Real events such as the death of Marilyn Monroe, the Cuban  missile crisis of 1962 and the assassination of President Kennedy are filtered through characters' lives and experiences.

Prejudices, behaviours and attitudes are also presented in such a way that modern audiences would find them surprising and perhaps, even callous. Visit You Tube for a range of clips from "Mad Men" in which the following attitudes and behaviours are revealed through characters's lives:
  • Smoking ( pre the health warnng period of our time )
  • Drinking to excesss. Again, pre our concerns with units, etc.
  • Drinking during pregnancy: Betty Draper smokes and drinks her way through her pregnancy for her third child in series three.
  • Sexism and male and sometimes female attitudes towards roles in the workplace, promotion and pay.
  • Attitudes towards children and their safety. Betty Draper is more concerned with her children not creasing freshly dry cleaned clothes than running around wearing the plastic covers for those clothes!
  • Homosexuality and the descrimination and hypocricy practiced against gay people during the 1960s
  • False liberal attitudes: in series 3 Betty thinks people are not ready for equality for black people in 1963!  Paul Kinsey thinks he is a liberal but does not really practice what he speaks.

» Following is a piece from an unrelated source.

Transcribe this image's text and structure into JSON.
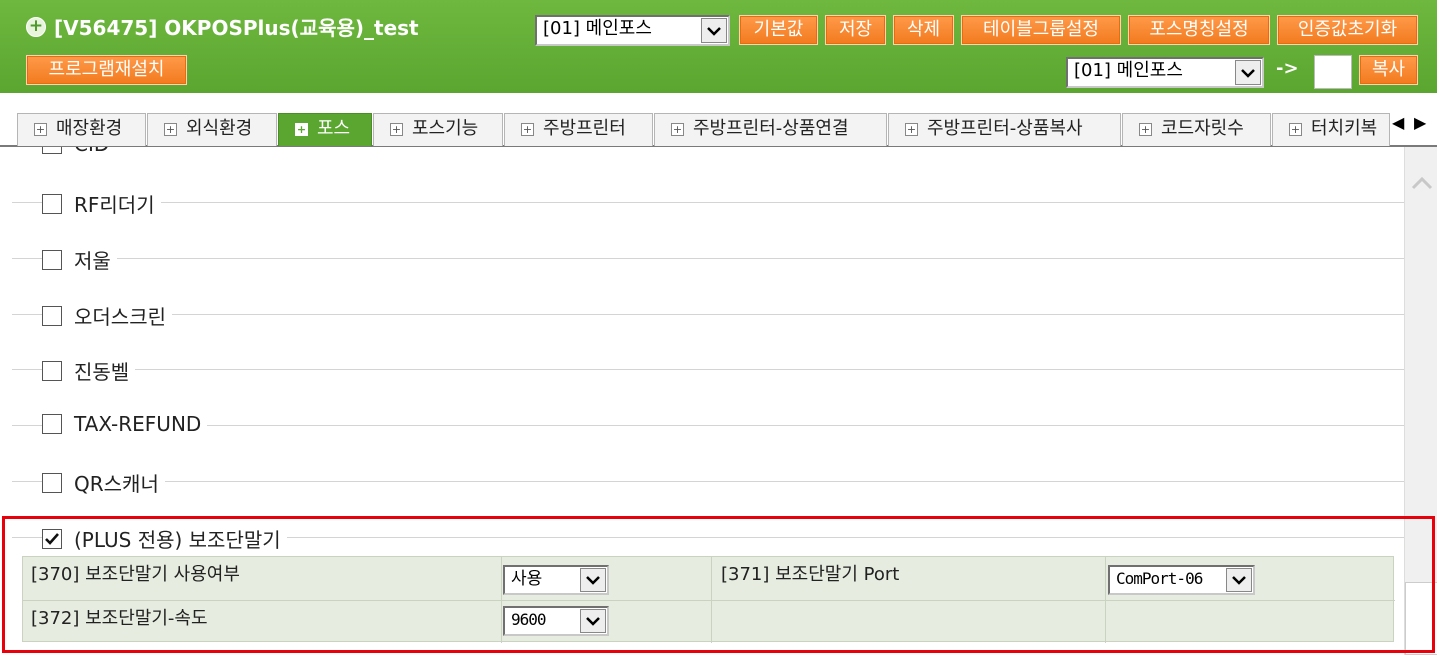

  • Several characters show no concern for the environment. In an episode in Series One Betty Draper casually throws away rubbish after a picnic in a park by flapping it away from a picnic blanket.
  • There are lots of others!
Of course, all kinds of intertextual references have their own historical and cultural origins which audience either get, if they are either old or savvy enough or they do not. There are also several parodies and pastiches of the programme on You Tube which make fun of the characters's attitudes towards these issues.